—Non so…. Fu una risoluzione presa lì per lì.

—In fatti, secondo le vostre lettere dall'Aja, non dovevate essere a
Venezia che al 20 del mese.

—Ho anticipato, è vero… Mi s'era cacciata addosso una di quelle impazienze che non si possono frenare.

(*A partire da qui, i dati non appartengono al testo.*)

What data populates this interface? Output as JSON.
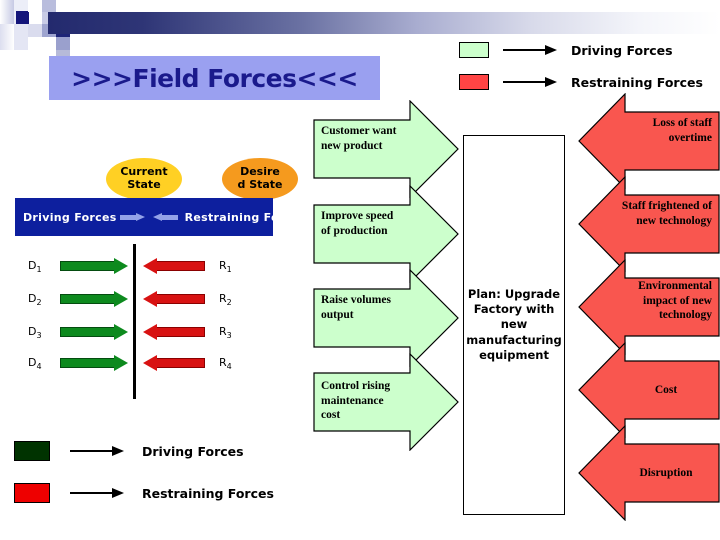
{
  "slide": {
    "title": ">>>Field Forces<<<",
    "title_bg": "#9aa0f0",
    "title_color": "#1a1a8c"
  },
  "legend_top": {
    "items": [
      {
        "label": "Driving Forces",
        "color": "#ccffcc",
        "icon": "arrow-right-icon"
      },
      {
        "label": "Restraining Forces",
        "color": "#ff4444",
        "icon": "arrow-right-icon"
      }
    ]
  },
  "legend_bottom": {
    "items": [
      {
        "label": "Driving Forces",
        "color": "#003300",
        "icon": "arrow-right-icon"
      },
      {
        "label": "Restraining Forces",
        "color": "#ee0000",
        "icon": "arrow-right-icon"
      }
    ]
  },
  "force_field": {
    "current_state": "Current\nState",
    "current_state_line1": "Current",
    "current_state_line2": "State",
    "desired_state_line1": "Desire",
    "desired_state_line2": "d State",
    "banner_left": "Driving  Forces",
    "banner_right": "Restraining  Forces",
    "driving": [
      {
        "label": "D",
        "sub": "1"
      },
      {
        "label": "D",
        "sub": "2"
      },
      {
        "label": "D",
        "sub": "3"
      },
      {
        "label": "D",
        "sub": "4"
      }
    ],
    "restraining": [
      {
        "label": "R",
        "sub": "1"
      },
      {
        "label": "R",
        "sub": "2"
      },
      {
        "label": "R",
        "sub": "3"
      },
      {
        "label": "R",
        "sub": "4"
      }
    ]
  },
  "driving_arrows": [
    {
      "lines": [
        "Customer want",
        "new product"
      ]
    },
    {
      "lines": [
        "Improve speed",
        "of production"
      ]
    },
    {
      "lines": [
        "Raise volumes",
        "output"
      ]
    },
    {
      "lines": [
        "Control rising",
        "maintenance",
        "cost"
      ]
    }
  ],
  "restraining_arrows": [
    {
      "lines": [
        "Loss of staff",
        "overtime"
      ]
    },
    {
      "lines": [
        "Staff frightened of",
        "new technology"
      ]
    },
    {
      "lines": [
        "Environmental",
        "impact of new",
        "technology"
      ]
    },
    {
      "lines": [
        "Cost"
      ]
    },
    {
      "lines": [
        "Disruption"
      ]
    }
  ],
  "plan": {
    "lines": [
      "Plan: Upgrade",
      "Factory with",
      "new",
      "manufacturing",
      "equipment"
    ]
  },
  "colors": {
    "green_fill": "#ccffcc",
    "red_fill": "#f9564f",
    "dark_green": "#003300",
    "bright_red": "#ee0000",
    "navy": "#0d1f9e",
    "yellow": "#ffd024",
    "orange": "#f59a1e"
  }
}
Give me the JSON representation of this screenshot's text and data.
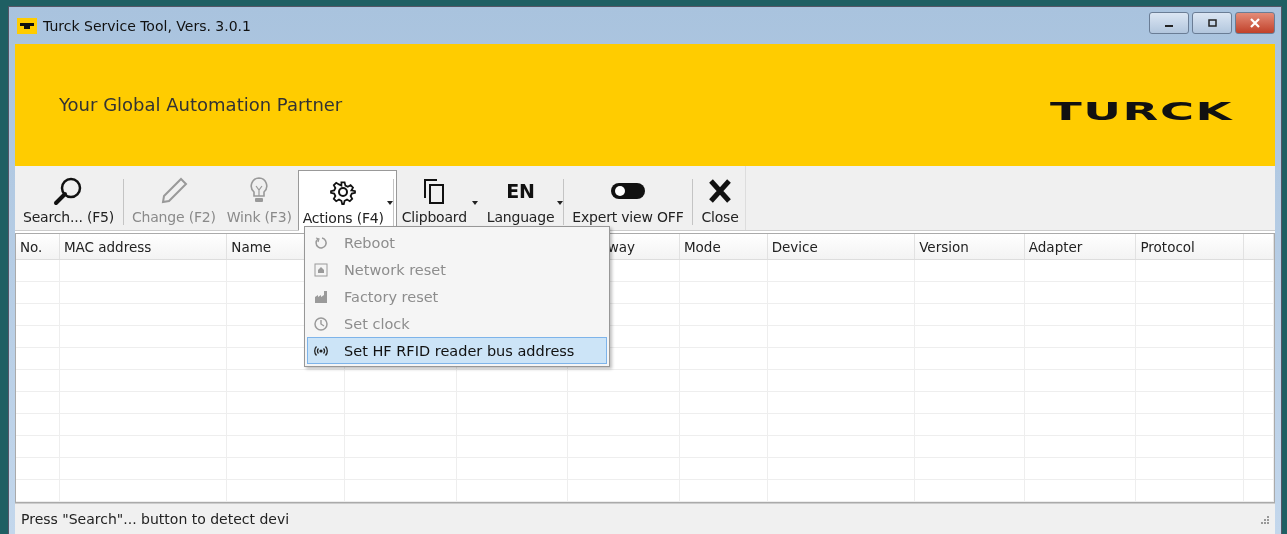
{
  "window": {
    "title": "Turck Service Tool, Vers. 3.0.1"
  },
  "banner": {
    "slogan": "Your Global Automation Partner",
    "logo": "TURCK"
  },
  "toolbar": [
    {
      "kind": "search",
      "label": "Search... (F5)",
      "disabled": false,
      "dropdown": false,
      "open": false,
      "separator_after": true
    },
    {
      "kind": "pencil",
      "label": "Change (F2)",
      "disabled": true,
      "dropdown": false,
      "open": false,
      "separator_after": false
    },
    {
      "kind": "bulb",
      "label": "Wink (F3)",
      "disabled": true,
      "dropdown": false,
      "open": false,
      "separator_after": false
    },
    {
      "kind": "gear",
      "label": "Actions (F4)",
      "disabled": false,
      "dropdown": true,
      "open": true,
      "separator_after": true
    },
    {
      "kind": "copy",
      "label": "Clipboard",
      "disabled": false,
      "dropdown": true,
      "open": false,
      "separator_after": false
    },
    {
      "kind": "text",
      "icon_text": "EN",
      "label": "Language",
      "disabled": false,
      "dropdown": true,
      "open": false,
      "separator_after": true
    },
    {
      "kind": "toggle",
      "label": "Expert view OFF",
      "disabled": false,
      "dropdown": false,
      "open": false,
      "separator_after": true
    },
    {
      "kind": "close",
      "label": "Close",
      "disabled": false,
      "dropdown": false,
      "open": false,
      "separator_after": false
    }
  ],
  "actions_menu": [
    {
      "kind": "reboot",
      "label": "Reboot",
      "disabled": true,
      "selected": false
    },
    {
      "kind": "network",
      "label": "Network reset",
      "disabled": true,
      "selected": false
    },
    {
      "kind": "factory",
      "label": "Factory reset",
      "disabled": true,
      "selected": false
    },
    {
      "kind": "clock",
      "label": "Set clock",
      "disabled": true,
      "selected": false
    },
    {
      "kind": "radio",
      "label": "Set HF RFID reader bus address",
      "disabled": false,
      "selected": true
    }
  ],
  "table": {
    "columns": [
      "No.",
      "MAC address",
      "Name",
      "",
      "",
      "way",
      "Mode",
      "Device",
      "Version",
      "Adapter",
      "Protocol",
      ""
    ]
  },
  "status_bar": {
    "text": "Press \"Search\"... button to detect devi"
  }
}
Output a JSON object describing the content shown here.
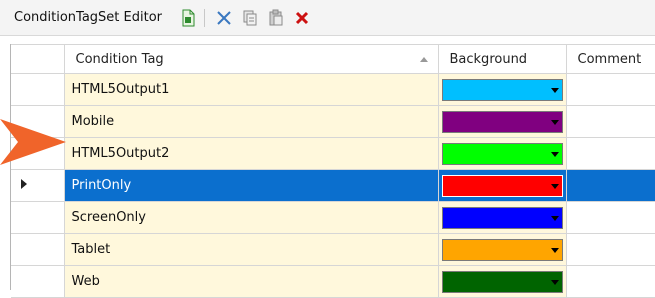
{
  "editor": {
    "title": "ConditionTagSet Editor"
  },
  "toolbar": {
    "buttons": [
      {
        "name": "new-tag-icon",
        "color": "#2e8b2e"
      },
      {
        "name": "cut-icon",
        "color": "#3a78c0"
      },
      {
        "name": "copy-icon",
        "color": "#8a8a8a"
      },
      {
        "name": "paste-icon",
        "color": "#8a8a8a"
      },
      {
        "name": "delete-icon",
        "color": "#cc1111"
      }
    ]
  },
  "grid": {
    "columns": {
      "tag": "Condition Tag",
      "background": "Background",
      "comment": "Comment"
    },
    "sort": {
      "column": "tag",
      "direction": "ascending"
    },
    "rows": [
      {
        "tag": "HTML5Output1",
        "color": "#00bfff",
        "comment": "",
        "selected": false
      },
      {
        "tag": "Mobile",
        "color": "#800080",
        "comment": "",
        "selected": false
      },
      {
        "tag": "HTML5Output2",
        "color": "#00ff00",
        "comment": "",
        "selected": false
      },
      {
        "tag": "PrintOnly",
        "color": "#ff0000",
        "comment": "",
        "selected": true
      },
      {
        "tag": "ScreenOnly",
        "color": "#0000ff",
        "comment": "",
        "selected": false
      },
      {
        "tag": "Tablet",
        "color": "#ffa500",
        "comment": "",
        "selected": false
      },
      {
        "tag": "Web",
        "color": "#006400",
        "comment": "",
        "selected": false
      }
    ]
  },
  "annotation": {
    "pointer_color": "#f0642a",
    "points_to_row": "HTML5Output2"
  },
  "colors": {
    "tag_cell_bg": "#fff8dc",
    "selection": "#0b6fce"
  }
}
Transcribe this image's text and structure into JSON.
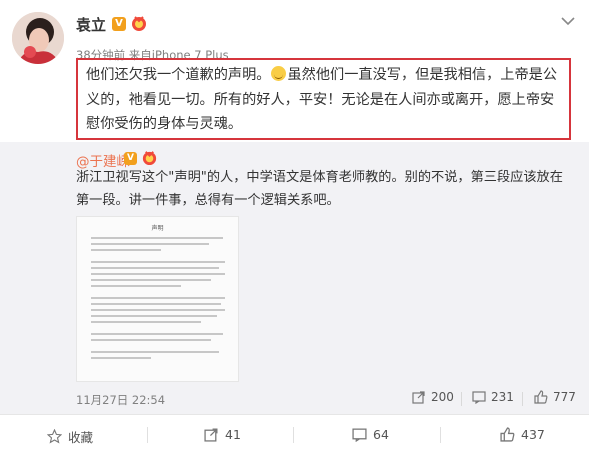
{
  "post": {
    "author": "袁立",
    "verified_badge": "V",
    "meta": {
      "time": "38分钟前",
      "source_prefix": "来自",
      "source": "iPhone 7 Plus"
    },
    "text_before_emoji": "他们还欠我一个道歉的声明。",
    "emoji": "smile-emoji",
    "text_after_emoji": "虽然他们一直没写，但是我相信，上帝是公义的，祂看见一切。所有的好人，平安！无论是在人间亦或离开，愿上帝安慰你受伤的身体与灵魂。"
  },
  "repost": {
    "author": "@于建嵘",
    "verified_badge": "V",
    "text": "浙江卫视写这个\"声明\"的人，中学语文是体育老师教的。别的不说，第三段应该放在第一段。讲一件事，总得有一个逻辑关系吧。",
    "image_title": "声明",
    "date": "11月27日 22:54",
    "stats": {
      "forward": "200",
      "comment": "231",
      "like": "777"
    }
  },
  "actions": {
    "favorite": "收藏",
    "forward": "41",
    "comment": "64",
    "like": "437"
  },
  "colors": {
    "accent": "#eb7350",
    "highlight_border": "#d6353c",
    "badge": "#f2a01d"
  }
}
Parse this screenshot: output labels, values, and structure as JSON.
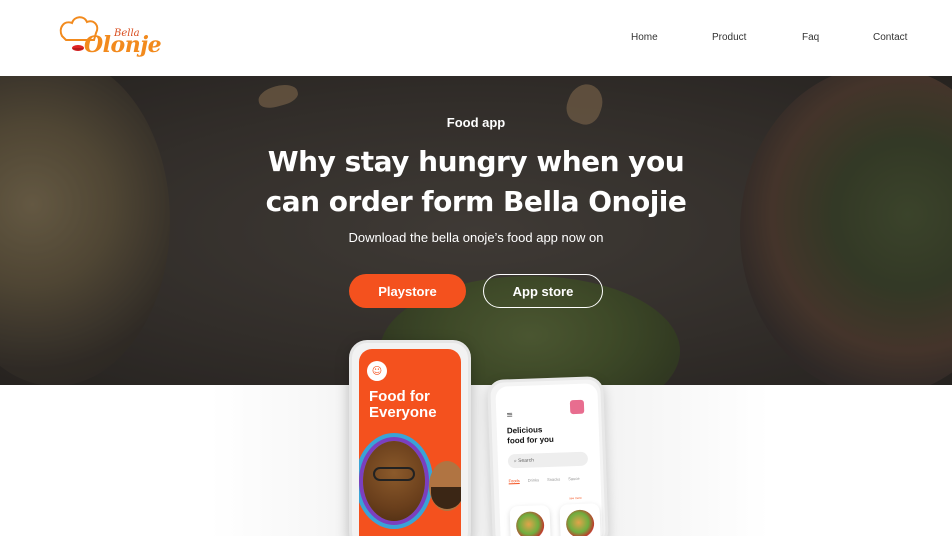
{
  "header": {
    "logo": {
      "brand_small": "Bella",
      "brand_big": "Olonje"
    },
    "nav": [
      {
        "label": "Home"
      },
      {
        "label": "Product"
      },
      {
        "label": "Faq"
      },
      {
        "label": "Contact"
      }
    ]
  },
  "hero": {
    "kicker": "Food app",
    "title_line1": "Why stay hungry when you",
    "title_line2": "can order form Bella Onojie",
    "subtitle": "Download the bella onoje’s food app now on",
    "buttons": {
      "playstore": "Playstore",
      "appstore": "App store"
    }
  },
  "phones": {
    "phone1": {
      "title_line1": "Food for",
      "title_line2": "Everyone"
    },
    "phone2": {
      "title_line1": "Delicious",
      "title_line2": "food for you",
      "search_placeholder": "Search",
      "tabs": [
        "Foods",
        "Drinks",
        "Snacks",
        "Sauce"
      ],
      "see_more": "see more"
    }
  },
  "colors": {
    "accent": "#f4511e",
    "logo_orange": "#f28a1d",
    "logo_red": "#d94e1f",
    "hero_overlay": "#3d3834"
  }
}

Già ero stato assente più del solito.

—Avete visto molte cose… molti paesi nuovi.

—Di nuovo non ho visto che l'Olanda… Ma nei luoghi che conoscevo ho trovato tanti cambiamenti!… Tutto cambia, tutto si trasforma.

—Tutto!—ella sospirò.—Mi discorrerete del vostro viaggio.

—Abbiamo tempo… Ma voi Teresa—riprese Vergalli cercando la mano dell'amica—ma voi, siate sincera, che cos'avete?

—Che cosa debbo avere?—ella ribattè un po' infastidita.—Non è amabile, sapete, il far capire a una signora ch'ella è malandata.

—O che c'entra l'amabilità?… Ci possono esser cerimonie fra noi due?… Anche un cieco s'accorgerebbe che non istate bene.

—Ho avuto un'indisposizione di nessun conto. Adesso sono guarita.